9 thoughts on “How To Tarnish Your Brand By Leaving Comments On Blogs”

  1. I completely agree. I just deleted a comment on my blog today that was completely self promoting and had nothing to do with my post. And it wasn’t just a web link or small sales pitch… It was two pages worth of junk! Two pages worth!

    Why do people think that this will work to get them positive attention? The only attention they will get is negative.

    Anyway… Great post!


    Adam DesAutels

  2. I got a “comment smear” on my blog from someone, so I took their email address and plugged it (with code) into the comments section of my blog for all the scrapers/spammers to find . . .


  3. I would just chalk it up to Internet newbiness. One of my account execs did that on a very prominent blog when he first started working here. It was obviously well meaning (so he says), but I still cringe when I see it.

  4. Ok, the guy is a newbie and no threat to Michael Arrington, but someone at that company let the kid loose. If i caught one of my sales people doing that, I’d put ’em on licking mailers for three weeks.

    Back to Jason’s prompt for examples of cruddy commenting: how about being too nice all the time. You compliment my blog, and I’ll do yours. It’s more pathetic than spam because i see even the leading bloggers out there doing it.

  5. Jason,

    I’ve never understood how someone can use any avenue to self-promote. What happened to just giving for the sake of others? Maybe my problem is that I give too much, and don’t wave my own flag as much as needed. But I also know that what I have said, and what I have posted, is showing me in the best light I can. It also is asking questions that I hope others can respond to in a helpful way for my edification.

    It could be an honest mistake, and possibly even a newbie, but I’ve seen too many people use that excuse to cover up what they know was blatantly wrong.

    Jason, keep up the good work. I appreciate how you are willing to say what needs to be said, regardless of whether it is always the easiest or most politically correct.

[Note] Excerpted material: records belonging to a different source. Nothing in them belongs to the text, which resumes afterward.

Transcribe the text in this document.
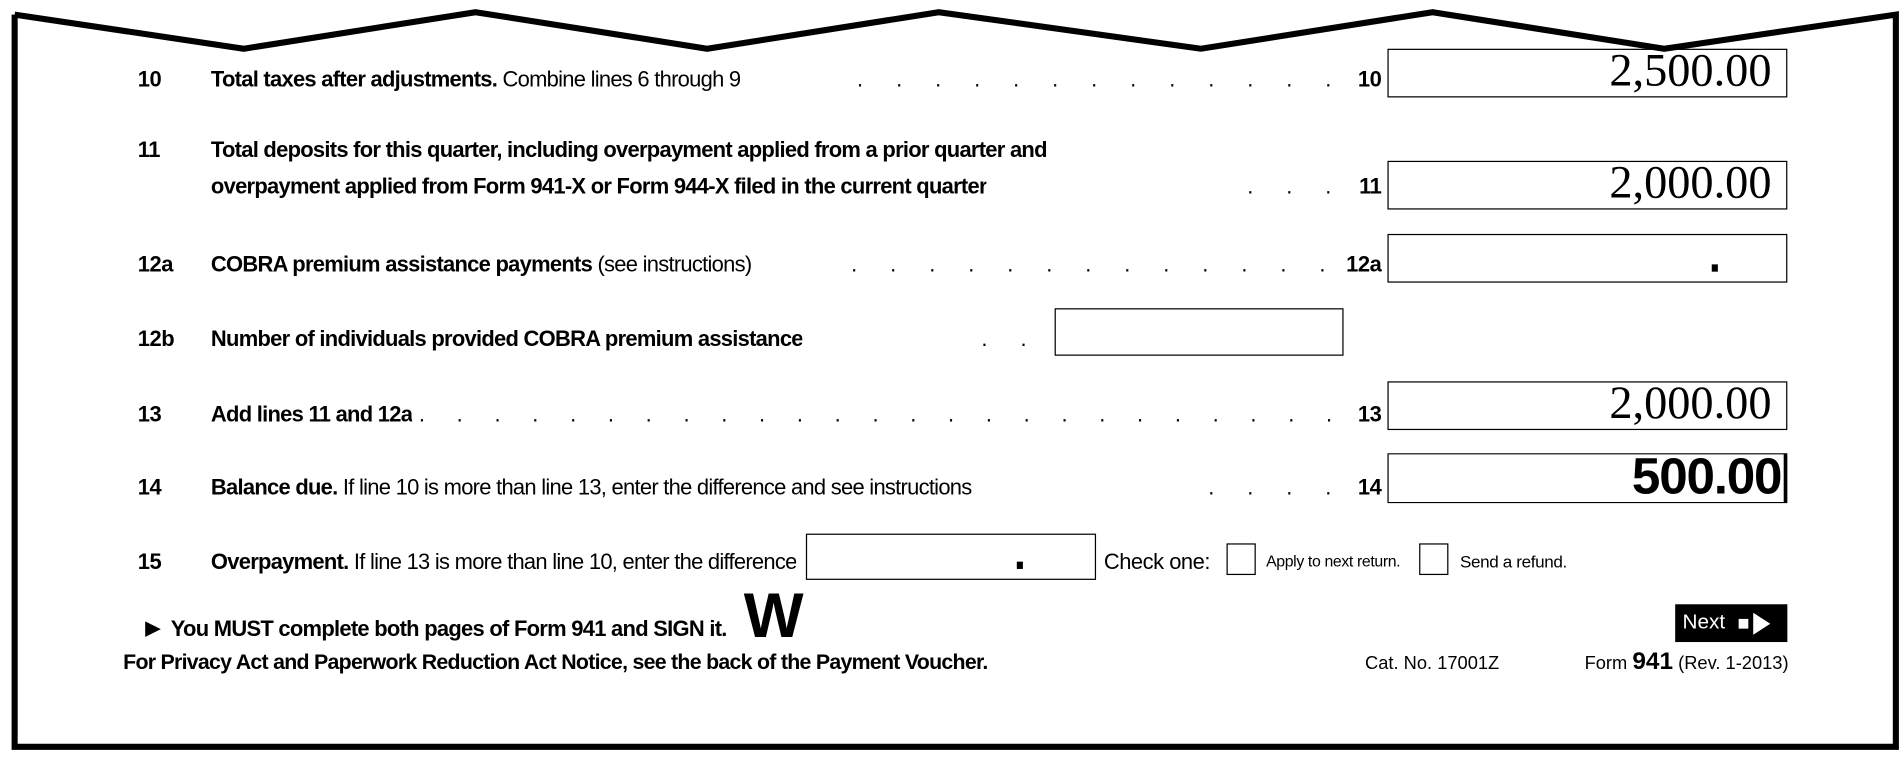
10	Total taxes after adjustments. Combine lines 6 through 9	. . . . . . . . . . . . . 10	2,500.00
11	Total deposits for this quarter, including overpayment applied from a prior quarter and
overpayment applied from Form 941-X or Form 944-X filed in the current quarter	. . . 11	2,000.00
12a	COBRA premium assistance payments (see instructions)	. . . . . . . . . . . . . 12a
12b	Number of individuals provided COBRA premium assistance	. .
13	Add lines 11 and 12a . . . . . . . . . . . . . . . . . . . . . . . . . 13	2,000.00
14	Balance due. If line 10 is more than line 13, enter the difference and see instructions	. . . . 14	500.00
15	Overpayment. If line 13 is more than line 10, enter the difference	Check one:	Apply to next return.	Send a refund.
▶ You MUST complete both pages of Form 941 and SIGN it. W	Next
For Privacy Act and Paperwork Reduction Act Notice, see the back of the Payment Voucher.	Cat. No. 17001Z	Form 941 (Rev. 1-2013)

  6. Spam comes in many forms. Some of it is to sell you replica watch or sexual potency drugs and some is some mindless person trying to promote themselves. If the comments have no relevance to the topic and you find they’ve posted the same comments on other sites – it’s spam. I’d treat them the same as the Viagra ads and delete them – spam is spam.

  7. The hazard for anyone who is trying to self promote is looking like you are self promoting. It is an instant turn off and has the exact opposite of the intended effect. Unfortunately, there are people who do this without even understanding what they are doing. I have a friend who is like this. He is a really good guy, but as soon as he gets around a potential customer, he goes into sales mode. Trying to sell yourself before the other person has even figured out if they like you guarantees that the sales pitch will fall flat. I am his friend and it makes me uncomfortable, I can only imagine the person being pitched to.

    I have taken to simply deleting some comments which are too self promoting. I guess I hope that the person will notice that the comment did not get posted and try and figure out why. If I had a relationship with them I would explain the problem. However, the people who make comments like that rarely develop the relationship first.

  8. Great post! I try to be conscious of what I say when I answer to blogs, forums, tweet, etc. because I not only am representing myself but my employer. So I try to stay professional. Have I slipped? Certainly, I’m human!

    But my peeve? When there’s a discussion group focused on a specific area of sourcing or recruiting and we get random posts – redistribution of unrelated questions, posts on articles not even related to the subject, etc. At first I found it intriguing but not it’s just a tad irritating and I do tend to discount those posters when I see them pop up.